One of the world’s most remarkable Christian relics, the right forearm and hand of St. Francis Xavier, the great 16th-century Jesuit missionary, is on a pilgrimage across Canada this month. On Tuesday, January 30th, the relic will come to St. Ignatius of Loyola Parish, there will be a brief Liturgy  at 2 pm followed by a time of veneration until 4 pm. All are welcome to visit.


English Canada’s religious culture is largely shaped by a Protestantism that does not emphasize the relics of the saints.  In a secular culture that does not recognize saints, their relics hold no interest. But it is humanly impossible for a culture to exist without relics… [Those who] simply lose interest in the things of God… flock instead to the hall of fame to see the sweat-soaked jersey of this superlative hockey player, or the puck that scored that historic goal.

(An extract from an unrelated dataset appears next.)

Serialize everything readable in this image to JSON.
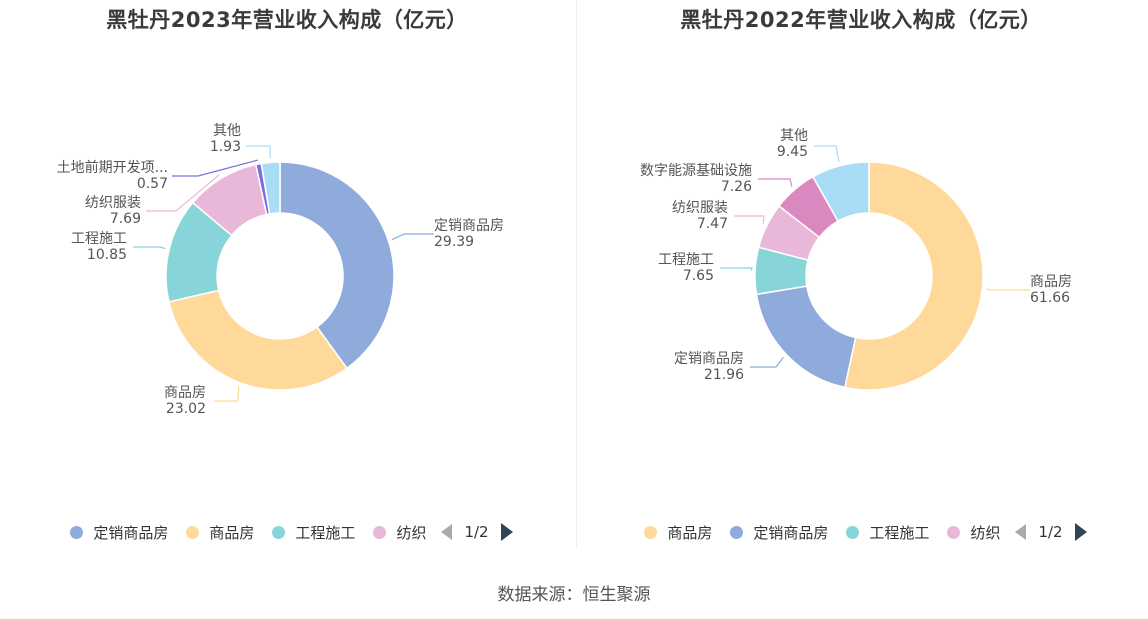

Biblically the power of relics goes back to the defining moment of the Jewish people, the exodus from Egypt, when Moses carried the bones of Joseph, son of Jacob (Israel), from slavery toward the Promised Land.  The prophet Elisha’s bones were the occasion for a corpse returning to life.  In the New Testament, we find that even handkerchiefs and aprons touched to St. Paul were brought to the sick for their healing.

This universal desire to honour relics shapes the noble practice of visiting graves, and keeping as heirlooms items used by beloved relatives — often prayer cards, books, jewelry or clothing.  Today, the cutting edge of the funeral industry fashions new jewelry out of cremated remains.

So it should not surprise that when important relics from Christian history are taken on pilgrimage, the response of the faithful is both numerically impressive and profoundly moving.  And among relics, the forearm and hand relic of St. Francis Xavier is one of the most impressive.

The pilgrimage is being organized by Catholic Christian Outreach (CCO), a movement of full-time missionaries on university campuses, which is another sign that the young faithful are often more interested in their religious traditions than their parents.  But the pilgrimage is for everyone

The visit of St. Francis Xavier’s relic has occasioned much curious and informative news coverage, which is to the good because it tells the true story of religion in Canada, namely that tradition is more attractive to young people than innovations, and that immigrants are making our country more religious, not less.